— Горькая была моя жизнь, когда я была ещё молодою, — продолжала она. — Когда Егор Михайлович только в писарях были, было ещё ничего; а как сделал их граф, Царство ему Небесное, управляющим, тут и настало моё горе. Начали Егор Михайлович надо мною мудровать. Возгордились и запретили мне с деревенскими бабами знаться и с подругами балакать. И стала я всё одна да одна и в слободу ходить не смею. Сижу в хате, как в остроге. Которая подруга ко мне прибежит по-старому покалякать, а они в шею… Засосала моё сердце тоска. Не могу одна быть, да и только. И стала я обманывать. Как Егор Михайлович в поле или в объезде, так я сейчас тайком в слободу, к подружкам душу отвести. Приехали раз Егор Михайлович с объезда и не застали меня дома. Рассердились и поехали по слободе меня искать. Нашли меня у Пересадихи, схватили за косу и поволокли домой. Они верхом едут, а я пешком за ними бегу. А они всё погоняют кнутом: раз по лошади, а раз по мне… Две недели я тогда больная вылежала…

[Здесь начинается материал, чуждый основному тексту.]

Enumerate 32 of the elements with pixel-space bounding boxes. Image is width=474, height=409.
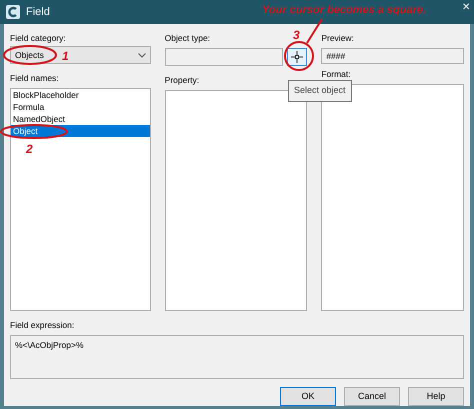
leader-line — [306, 18, 323, 44]
select-object-button[interactable] — [287, 48, 308, 66]
annotation-text: Your cursor becomes a square. — [262, 4, 426, 17]
field-label: Field category: — [10, 32, 66, 44]
field-label: Format: — [321, 68, 351, 80]
annotation-ellipse — [0, 124, 68, 139]
field-label: Preview: — [321, 32, 354, 44]
dialog-button[interactable]: Cancel — [344, 387, 400, 406]
expression-field[interactable]: %<\AcObjProp>% — [10, 335, 464, 379]
annotation-ellipse — [284, 41, 314, 71]
step-number: 1 — [62, 48, 69, 65]
step-number: 2 — [26, 141, 33, 158]
list-item[interactable]: NamedObject — [11, 113, 150, 125]
annotation-ellipse — [3, 45, 57, 65]
dialog-button[interactable]: Help — [408, 387, 464, 406]
object-type-field[interactable] — [164, 48, 284, 66]
field-label: Property: — [164, 74, 200, 86]
field-label: Object type: — [164, 32, 210, 44]
preview-field: #### — [321, 48, 464, 64]
step-number: 3 — [293, 27, 300, 44]
field-label: Field names: — [10, 72, 59, 84]
chevron-icon — [138, 52, 146, 58]
list-item[interactable]: Object — [11, 125, 150, 137]
window-title: Field — [26, 4, 50, 20]
close-button[interactable]: ✕ — [462, 3, 470, 13]
dialog-button[interactable]: OK — [280, 387, 336, 406]
crosshair-icon — [291, 51, 304, 63]
list-item[interactable]: BlockPlaceholder — [11, 89, 150, 101]
field-label: Field expression: — [10, 319, 74, 332]
app-icon — [6, 5, 20, 19]
list-item[interactable]: Formula — [11, 101, 150, 113]
tooltip: Select object — [288, 80, 352, 102]
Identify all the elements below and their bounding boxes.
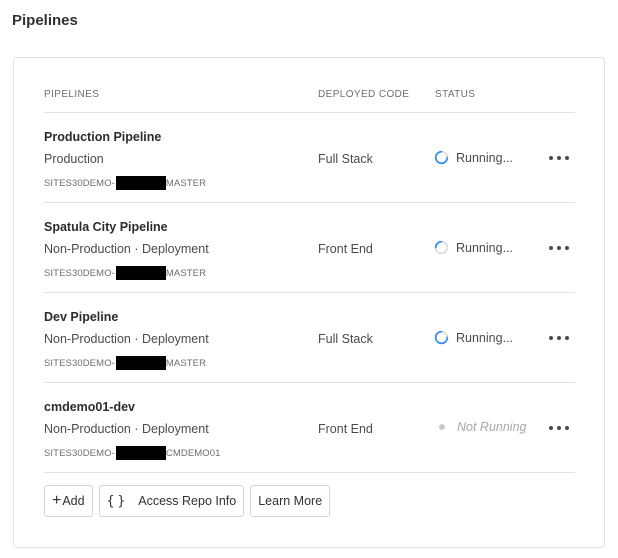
pipeline-environment: Non-Production · Deployment xyxy=(44,242,209,256)
status: Not Running xyxy=(434,420,527,434)
repo-prefix: SITES30DEMO- xyxy=(44,447,115,459)
dot-icon xyxy=(439,424,445,430)
plus-icon: + xyxy=(52,492,62,509)
learn-more-label: Learn More xyxy=(258,494,323,508)
pipeline-name: Spatula City Pipeline xyxy=(44,220,168,234)
more-actions-icon[interactable] xyxy=(549,240,569,256)
repo-prefix: SITES30DEMO- xyxy=(44,177,115,189)
repo-branch: MASTER xyxy=(165,357,207,369)
repo-prefix: SITES30DEMO- xyxy=(44,267,115,279)
pipeline-environment: Non-Production · Deployment xyxy=(44,422,209,436)
repo-branch: MASTER xyxy=(165,267,207,279)
table-header: PIPELINES DEPLOYED CODE STATUS xyxy=(44,80,575,113)
status: Running... xyxy=(434,330,513,345)
redacted-block xyxy=(115,266,166,280)
deployed-code: Full Stack xyxy=(318,332,373,346)
spinner-icon xyxy=(434,330,449,345)
braces-icon: {} xyxy=(106,493,129,509)
more-actions-icon[interactable] xyxy=(549,330,569,346)
pipeline-environment: Non-Production · Deployment xyxy=(44,332,209,346)
repo-prefix: SITES30DEMO- xyxy=(44,357,115,369)
header-pipelines: PIPELINES xyxy=(44,89,100,100)
access-repo-info-button[interactable]: {} Access Repo Info xyxy=(98,485,245,517)
pipeline-repo: SITES30DEMO- MASTER xyxy=(44,356,206,370)
spinner-icon xyxy=(434,240,449,255)
status-label: Running... xyxy=(456,240,513,255)
pipeline-environment: Production xyxy=(44,152,104,166)
pipeline-repo: SITES30DEMO- CMDEMO01 xyxy=(44,446,221,460)
status: Running... xyxy=(434,240,513,255)
redacted-block xyxy=(115,446,166,460)
redacted-block xyxy=(115,176,166,190)
spinner-icon xyxy=(434,150,449,165)
table-row[interactable]: cmdemo01-dev Non-Production · Deployment… xyxy=(44,383,575,473)
repo-branch: MASTER xyxy=(165,177,207,189)
header-deployed-code: DEPLOYED CODE xyxy=(318,89,410,100)
pipelines-card: PIPELINES DEPLOYED CODE STATUS Productio… xyxy=(13,57,605,548)
add-button[interactable]: + Add xyxy=(44,485,93,517)
access-repo-label: Access Repo Info xyxy=(138,494,237,508)
table-row[interactable]: Production Pipeline Production SITES30DE… xyxy=(44,113,575,203)
pipelines-table: PIPELINES DEPLOYED CODE STATUS Productio… xyxy=(44,80,575,473)
pipeline-name: cmdemo01-dev xyxy=(44,400,136,414)
header-status: STATUS xyxy=(435,89,476,100)
status: Running... xyxy=(434,150,513,165)
table-row[interactable]: Dev Pipeline Non-Production · Deployment… xyxy=(44,293,575,383)
more-actions-icon[interactable] xyxy=(549,420,569,436)
status-label: Not Running xyxy=(457,420,527,434)
more-actions-icon[interactable] xyxy=(549,150,569,166)
table-row[interactable]: Spatula City Pipeline Non-Production · D… xyxy=(44,203,575,293)
pipeline-repo: SITES30DEMO- MASTER xyxy=(44,176,206,190)
pipeline-name: Dev Pipeline xyxy=(44,310,119,324)
action-bar: + Add {} Access Repo Info Learn More xyxy=(44,485,331,517)
deployed-code: Front End xyxy=(318,422,373,436)
status-label: Running... xyxy=(456,150,513,165)
status-label: Running... xyxy=(456,330,513,345)
deployed-code: Front End xyxy=(318,242,373,256)
page-title: Pipelines xyxy=(12,12,78,29)
pipeline-name: Production Pipeline xyxy=(44,130,162,144)
pipeline-repo: SITES30DEMO- MASTER xyxy=(44,266,206,280)
redacted-block xyxy=(115,356,166,370)
learn-more-button[interactable]: Learn More xyxy=(250,485,331,517)
add-label: Add xyxy=(62,494,85,508)
repo-branch: CMDEMO01 xyxy=(165,447,221,459)
deployed-code: Full Stack xyxy=(318,152,373,166)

— Не говорите лучше, бабушка, — сморщился нервно Антоша. — Это что-то ужасное…
— Неужели дедушке все его жестокости сходили с рук? — спросил я.
— Нет, бывали злые люди и против них.
Один раз — давно уже это было — пришли они домой побитые и на себя не похожи. Вся голова и всё лицо в перьях, и глаз не видать. Какие-то злодеи вымазали им голову смолою и обваляли в перьях… Уж я их мыла, мыла… И горячей водою, и щёлоком… Два гребешка сломала… А то ещё в другой раз…
Ефросинья Емельяновна вдруг оборвала, быстро поднялась со ступеньки и торопливо проговорила:
— Егор Михайлович из Крепкой от обедни едут. Надо, чтобы всё было готово, а то будет лихо…
Она ушла. На дворе показалась повозка, на которой восседал дедушка, одетый в свой парадный костюм. Он слез, бросил вожжи подоспевшему Макару и направился прямо к низенькому столику, на котором в тени хатки уже кипел начищенный самоварчик. Ефросинья Емельяновна уже суетилась.
— Бог милости прислал, — сказал дедушка и выложил из кармана на стол просфору.
Но на лице у него было написано, что он не в духе и даже как будто бы раздражён.
За чаем из разных отрывочных слов, намёков и недомолвок выяснилось, что он потерпел неудачу. После обедни он прямо из церкви отправился к графине, поздравить с праздником и отдать словесный отчёт, но графиня не приняла его, ссылаясь на мигрень; а между тем он сам, собственными глазами видел, как графиня, вместе с дочерью-княгиней, прогуливались по дорожке парка, и обе нюхали какие-то красные цветы из оранжереи. Потерпев неудачу, он отправился к управляющему, Ивану Петровичу, в надежде выпить рюмку водки и заморить червячка, но Иван Петрович, пользуясь праздничной свободой, ещё с пяти часов утра уехал в гости к своему куму за двадцать вёрст. Егор Михайлович сунулся было к отцу Иоанну, но оказалось, что тот, едва успев разоблачиться и наскоро проглотить стакан чаю, спешно уехал к соседнему помещику крестить…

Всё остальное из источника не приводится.